In many ways, Handel just does not fit with the Foundling Museum. In a place recalling the forgotten, the poor and the unloved, he was an immensely wealthy man with many close friends, who is as revered now as when he died more than 250 years ago.
His ‘object’ too – his last will and testament – is out of place. Next to the small, often monetarily worthless, tokens the foundlings’ mothers left with their babies his will is vast – as big as a child – and, with his seal and endless hand-written bequests, speaks of wealth, culture and connections.
I had known very little about the composer before visiting the museum’s Handel Gallery. But the sense of his prodigiousness, of his being larger than his surroundings, that struck as soon as I read his will, endured the more I discovered. In particular, the sense of his ‘big heart’ that I felt when I first read all those bequests, got stronger and stronger.
This is a man who gave and gave: of music, of friendship, of money to charities, of an organ to the Foundling Hospital, and the score of Messiah too, so that his work could keep housing abandoned children in perpetuity.
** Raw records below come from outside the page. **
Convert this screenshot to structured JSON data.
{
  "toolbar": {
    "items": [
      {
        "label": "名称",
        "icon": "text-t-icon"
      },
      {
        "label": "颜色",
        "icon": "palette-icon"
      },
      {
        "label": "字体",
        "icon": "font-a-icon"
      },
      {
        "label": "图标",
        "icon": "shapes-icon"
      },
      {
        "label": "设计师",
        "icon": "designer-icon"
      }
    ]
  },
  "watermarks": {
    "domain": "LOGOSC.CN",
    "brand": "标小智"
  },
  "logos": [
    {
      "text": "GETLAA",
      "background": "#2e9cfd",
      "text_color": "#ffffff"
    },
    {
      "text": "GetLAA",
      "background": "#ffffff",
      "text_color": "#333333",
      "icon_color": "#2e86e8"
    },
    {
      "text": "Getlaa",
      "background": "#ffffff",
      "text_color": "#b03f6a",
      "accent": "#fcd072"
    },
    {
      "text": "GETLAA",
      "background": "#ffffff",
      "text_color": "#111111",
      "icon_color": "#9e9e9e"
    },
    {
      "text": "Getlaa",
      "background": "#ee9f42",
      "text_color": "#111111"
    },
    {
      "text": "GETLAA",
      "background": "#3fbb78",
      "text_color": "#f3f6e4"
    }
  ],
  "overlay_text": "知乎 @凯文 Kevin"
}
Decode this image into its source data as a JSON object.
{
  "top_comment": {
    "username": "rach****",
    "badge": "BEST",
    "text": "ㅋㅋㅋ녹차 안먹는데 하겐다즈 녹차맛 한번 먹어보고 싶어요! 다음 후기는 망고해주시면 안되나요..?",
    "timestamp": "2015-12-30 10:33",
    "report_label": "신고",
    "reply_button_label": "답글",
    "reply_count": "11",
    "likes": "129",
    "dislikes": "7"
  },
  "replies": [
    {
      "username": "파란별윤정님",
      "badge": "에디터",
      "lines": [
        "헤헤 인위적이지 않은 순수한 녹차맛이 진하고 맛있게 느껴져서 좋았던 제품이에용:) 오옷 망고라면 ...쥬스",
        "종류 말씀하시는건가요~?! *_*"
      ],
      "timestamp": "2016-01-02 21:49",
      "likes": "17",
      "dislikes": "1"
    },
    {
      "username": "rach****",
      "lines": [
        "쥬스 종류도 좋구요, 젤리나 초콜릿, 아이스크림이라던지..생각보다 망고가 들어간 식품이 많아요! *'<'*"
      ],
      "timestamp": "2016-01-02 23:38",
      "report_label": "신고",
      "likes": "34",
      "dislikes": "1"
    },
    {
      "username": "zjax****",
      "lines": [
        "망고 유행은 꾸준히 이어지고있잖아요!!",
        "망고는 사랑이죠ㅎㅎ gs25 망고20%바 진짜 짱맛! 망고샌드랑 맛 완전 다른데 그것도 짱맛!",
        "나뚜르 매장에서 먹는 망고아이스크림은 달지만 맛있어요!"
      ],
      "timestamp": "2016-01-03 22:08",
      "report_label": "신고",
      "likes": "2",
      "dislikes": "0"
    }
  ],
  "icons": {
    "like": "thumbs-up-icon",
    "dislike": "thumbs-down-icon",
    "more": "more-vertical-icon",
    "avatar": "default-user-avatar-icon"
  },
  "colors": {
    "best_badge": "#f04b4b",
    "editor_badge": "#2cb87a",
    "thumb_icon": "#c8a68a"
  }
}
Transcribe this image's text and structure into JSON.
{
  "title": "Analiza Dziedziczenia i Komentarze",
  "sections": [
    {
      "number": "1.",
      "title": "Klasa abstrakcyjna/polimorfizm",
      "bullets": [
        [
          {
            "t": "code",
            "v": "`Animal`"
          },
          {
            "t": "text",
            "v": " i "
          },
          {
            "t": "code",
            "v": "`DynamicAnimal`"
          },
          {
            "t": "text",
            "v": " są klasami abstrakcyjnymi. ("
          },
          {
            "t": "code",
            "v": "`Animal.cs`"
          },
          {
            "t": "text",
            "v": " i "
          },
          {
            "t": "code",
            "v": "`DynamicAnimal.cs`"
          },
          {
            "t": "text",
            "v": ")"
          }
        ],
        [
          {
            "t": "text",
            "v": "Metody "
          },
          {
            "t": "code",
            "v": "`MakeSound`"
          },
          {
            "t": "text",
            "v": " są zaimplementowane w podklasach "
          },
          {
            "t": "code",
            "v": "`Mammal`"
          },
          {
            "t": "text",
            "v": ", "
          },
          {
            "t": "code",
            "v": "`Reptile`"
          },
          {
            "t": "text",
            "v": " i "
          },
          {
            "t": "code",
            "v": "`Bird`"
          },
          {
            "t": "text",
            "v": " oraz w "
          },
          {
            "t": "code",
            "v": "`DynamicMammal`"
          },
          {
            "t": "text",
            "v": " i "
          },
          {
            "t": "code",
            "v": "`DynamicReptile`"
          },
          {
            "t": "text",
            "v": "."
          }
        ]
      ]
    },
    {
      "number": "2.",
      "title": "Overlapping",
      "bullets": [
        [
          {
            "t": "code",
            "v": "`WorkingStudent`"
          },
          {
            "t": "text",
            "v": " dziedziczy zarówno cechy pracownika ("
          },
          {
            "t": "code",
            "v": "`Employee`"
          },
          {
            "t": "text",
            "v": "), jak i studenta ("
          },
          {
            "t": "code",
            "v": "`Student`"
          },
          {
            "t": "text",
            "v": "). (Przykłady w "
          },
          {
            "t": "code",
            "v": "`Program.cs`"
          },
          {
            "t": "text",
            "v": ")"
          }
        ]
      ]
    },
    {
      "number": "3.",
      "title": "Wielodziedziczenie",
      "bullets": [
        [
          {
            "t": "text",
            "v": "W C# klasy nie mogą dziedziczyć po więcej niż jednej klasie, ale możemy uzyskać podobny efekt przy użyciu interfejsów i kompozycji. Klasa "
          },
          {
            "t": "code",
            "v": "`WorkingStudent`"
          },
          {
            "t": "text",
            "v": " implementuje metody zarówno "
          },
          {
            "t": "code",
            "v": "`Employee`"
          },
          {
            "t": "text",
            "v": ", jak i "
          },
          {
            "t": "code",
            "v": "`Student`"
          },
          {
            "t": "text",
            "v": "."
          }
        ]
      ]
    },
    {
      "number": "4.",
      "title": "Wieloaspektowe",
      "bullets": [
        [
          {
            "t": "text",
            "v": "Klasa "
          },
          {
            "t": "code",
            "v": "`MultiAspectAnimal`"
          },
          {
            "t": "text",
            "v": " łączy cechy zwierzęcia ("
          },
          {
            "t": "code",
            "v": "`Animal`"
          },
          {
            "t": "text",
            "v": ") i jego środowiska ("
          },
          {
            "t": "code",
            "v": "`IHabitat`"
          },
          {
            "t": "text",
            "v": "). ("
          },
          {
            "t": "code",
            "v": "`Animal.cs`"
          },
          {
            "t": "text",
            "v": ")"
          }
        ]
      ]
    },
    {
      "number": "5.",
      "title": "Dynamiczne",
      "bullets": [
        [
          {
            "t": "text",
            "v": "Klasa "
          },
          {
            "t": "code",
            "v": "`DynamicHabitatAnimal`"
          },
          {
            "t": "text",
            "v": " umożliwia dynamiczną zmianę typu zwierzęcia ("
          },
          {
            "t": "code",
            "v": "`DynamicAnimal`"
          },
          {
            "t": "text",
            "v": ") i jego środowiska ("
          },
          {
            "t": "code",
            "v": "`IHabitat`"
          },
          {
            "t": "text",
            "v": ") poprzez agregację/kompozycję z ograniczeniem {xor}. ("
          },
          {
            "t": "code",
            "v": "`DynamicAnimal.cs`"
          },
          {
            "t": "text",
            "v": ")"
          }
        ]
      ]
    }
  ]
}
A man who, despite failing sight, eventual blindness and bouts of serious illness, kept on feeling and giving joy. And who still does give joy: I went to my first ever Messiah at a local church while researching this project. In a sing-along format, gifted soloists and enraptured amateurs had as much fun as they must have done at the oratorio’s first performance in Dublin in 1742.
One of Handel’s last friends to see him alive, on his death referred to him as the “great and good Mr Handel”. It came as a shock, in these knowing times, to find out that anyone ‘great’ could truly be ‘good’. That a genius might not be a sociopath, that a public figure should not have grave private faultlines, that a rich, well-connected man might not overlook widows, servants and orphans in his will.
Précising the essence of George Frideric Handel in 62 words is a challenge for the quite-good-but not-at-all-great writer. To capture kindness, generosity, humour, genius, loyal friendship, all rolled in with grace in ill health without sounding cloying and sentimental is hard. So hard that, if we still wrote – and rewrote – on paper rather than screen, my litter bin would be filled with rejected pages.
But considering a life – and output – so great does spawn humility and pragmatism (after a certain amount of teeth grinding, admittedly). The world does not need my sestude to tell it how stupendous Handel was and of the priceless contribution he made to the world in general and the Foundling Hospital’s children in particular. His life and music have been doing that very well for three centuries, as they will for many more.
And if just one person realises his greatness through my piece, that’s enough. And one person already has.
Messiah took 24 days to write,
Handel’s testament, nine full years.
There were always further gifts to add
For servants; widows; causes; peers.
As blindness obscured the light, like that vast will’s leather hood,
The hand that wrote his names faltered
As his baton never could.
But darkness does not cloud all vision
And in the chapel, his music soared on. Hallelujah.